Imagine you have a tree with arbitrary degree (that is, each node can have any number of children). You wish to modify the tree structure through a sequence of edits. For instance, the tree might represent the HTML of a Web page which you intend to change dynamically.
The simplest way to update the tree would be to copy it, incorporating the change while copying. Copying, however, takes time and space proportional to the size of the tree. If we wish to make several edits that are within close proximity of each other, perhaps we can devise a representation with lower complexity. Furthermore, we might wish to make these edits atomically, i.e., so the client sees only the result of all the edits and not the intermediate stages.
We can therefore consider representing trees in terms of a cursor, which reflects the position around which we wish to modify the tree:
A cursor represents an edge (shown in red) and has two parts: a representation of the (possibly empty) tree below that edge (shown in blue), and the (possibly empty) rest of the tree around that edge (shown in grey). The simplest representation of the part below is the subtree itself, but we have some choices in how we represent the rest of the tree, depending on which operations we wish to support. Note that a cursor can also be located above the root even though there is technically no edge above that node.
| node(value :: A, children :: List<Tree>)
find-cursor<A>(tree :: Tree, pred :: (A -> Boolean)) -> Cursor<A>
This constructs a cursor by finding a point in a tree. The cursor represents the edge above the first node with a value for which the predicate produces true. We will assume that the search proceeds depth-first, so the cursor represents the edge above the leftmost node matching the predicate, and if there are multiple such nodes, it represents the edge above the topmost one. If find-cursor can’t find anything, signal an error with the description "Could not find node matching predicate". (Please ensure you are using this exact error message string!)
get-node-val<A>(c :: Cursor<A>) -> Option<A>
update<A>(c :: Cursor, func :: (Tree -> Tree)) -> Cursor<A>
Note that because we have an explicit representation for an empty node, this operation can be used to insert, change, or erase a subtree. (Erase a subtree by changing it to mt.) You would be wise to cover these operations in your test cases.
If we erase the subtree that the cursor is pointing to, the cursor
should still point to the mt subtree. It is the responsibility
of to-tree to eliminate all mt subtrees, “cleaning up”
to-tree<A>(c :: Cursor) -> Tree<A>
left<A>(c :: Cursor<A>) -> Cursor<A>
right<A>(c :: Cursor<A>) -> Cursor<A>
up<A>(c :: Cursor<A>) -> Cursor<A>
down<A>(c :: Cursor<A>, child-index :: Number) -> Cursor<A>
Note that any of these operations might fail if the cursor is at the appropriate boundary. For instance, left and right should only be able to move between edges that share a common parent. If an invalid move occurs, signal an error with the description "Invalid movement".

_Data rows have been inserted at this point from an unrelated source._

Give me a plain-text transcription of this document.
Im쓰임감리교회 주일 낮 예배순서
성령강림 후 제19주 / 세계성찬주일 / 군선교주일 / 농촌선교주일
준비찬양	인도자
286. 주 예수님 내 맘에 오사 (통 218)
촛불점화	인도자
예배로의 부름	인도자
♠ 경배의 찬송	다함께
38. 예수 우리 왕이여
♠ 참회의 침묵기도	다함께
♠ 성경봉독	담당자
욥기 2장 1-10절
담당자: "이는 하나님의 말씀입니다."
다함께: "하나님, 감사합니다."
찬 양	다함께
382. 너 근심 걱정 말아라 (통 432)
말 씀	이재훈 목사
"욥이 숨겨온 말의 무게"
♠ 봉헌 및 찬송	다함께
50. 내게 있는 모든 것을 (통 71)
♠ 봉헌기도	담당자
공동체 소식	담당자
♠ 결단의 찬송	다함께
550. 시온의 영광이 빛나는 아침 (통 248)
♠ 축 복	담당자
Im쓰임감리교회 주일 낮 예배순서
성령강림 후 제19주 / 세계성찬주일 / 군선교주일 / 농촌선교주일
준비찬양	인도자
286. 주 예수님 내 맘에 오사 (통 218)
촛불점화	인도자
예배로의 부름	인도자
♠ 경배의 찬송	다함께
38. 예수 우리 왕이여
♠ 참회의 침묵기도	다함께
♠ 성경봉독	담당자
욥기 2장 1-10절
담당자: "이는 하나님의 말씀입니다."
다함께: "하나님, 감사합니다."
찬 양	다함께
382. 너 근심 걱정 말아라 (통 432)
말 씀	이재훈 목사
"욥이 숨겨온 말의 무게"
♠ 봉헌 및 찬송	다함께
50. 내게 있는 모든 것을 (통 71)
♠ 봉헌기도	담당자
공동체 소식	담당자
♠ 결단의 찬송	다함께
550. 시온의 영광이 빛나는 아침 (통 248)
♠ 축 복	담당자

Critically, we want to make these four “motion” operations efficient: constant time in the number of nodes in the tree, or as close to it as possible. Can you design a data structure that achieves this? What is the complexity of the above operations that result from your representation choice? There’s an open response question about this at the end of the page; make sure you answer it by the deadline along with your program.
We would not be surprised if you have trouble with this assignment. Typically, students get too hung up on the efficiency part and fail to first produce a working solution. Instead, you should first consider how you would solve the problem if efficiency was not a concern, and implement that solution: you should not have too much trouble coming up with a correct solution. You can then study your solution to explore how you can improve its efficiency. You can also use the initial solution to test your later one.
The most important part of your solution is that it works correctly (even if it is inefficient) and that you analyze it correctly. If you can’t arrive at a solution that meets the efficiency requirements, you will still get partial credit for a correct analysis of an inefficient, correct solution. In contrast, you will get little to no credit for an incomplete or incorrect solution, no matter how efficient you seem to be trying to make it, or for an incomplete or incorrect analysis.
As always, it’s important that the tests you include in your testing file are not implementation-specific. Because you design a “custom” cursor in this assignment, any cursor one of your functions produces will be specific to your implementation and likely not meaningful to us; therefore, we can’t write tests against it. That’s why we have get-node-val and to-tree: to provide a generic way to compute values against which we can write tests.
As specified in the testing stencil, you can use get-node-val and to-tree to test all of the other functions you write. We have included some examples for you in the stencil.
Because cursor design is implementation-specific, our test suite also uses get-node-val and to-tree to test all of the required functions. Therefore, it is very important that your get-node-val and to-tree functions work correctly! We advise you to prioritize getting these functions working because, if they’re broken, every other function you write may fail tests even though it isn’t actually incorrect.
Here is the Examplar instance for this assignment.
Describe the run-time complexity (in big-O terms) of each of the operations in your implementation: namely left, right, up, down, update, and to-tree. Please write your analysis and upload it in the handin form. Please submit in PDF (you can use any system you want, including Word, to generate the PDF).
Note: Implementation-dependent testing should be in the implementation file. The final tests file should only contain your tests for the procedures we had you implement.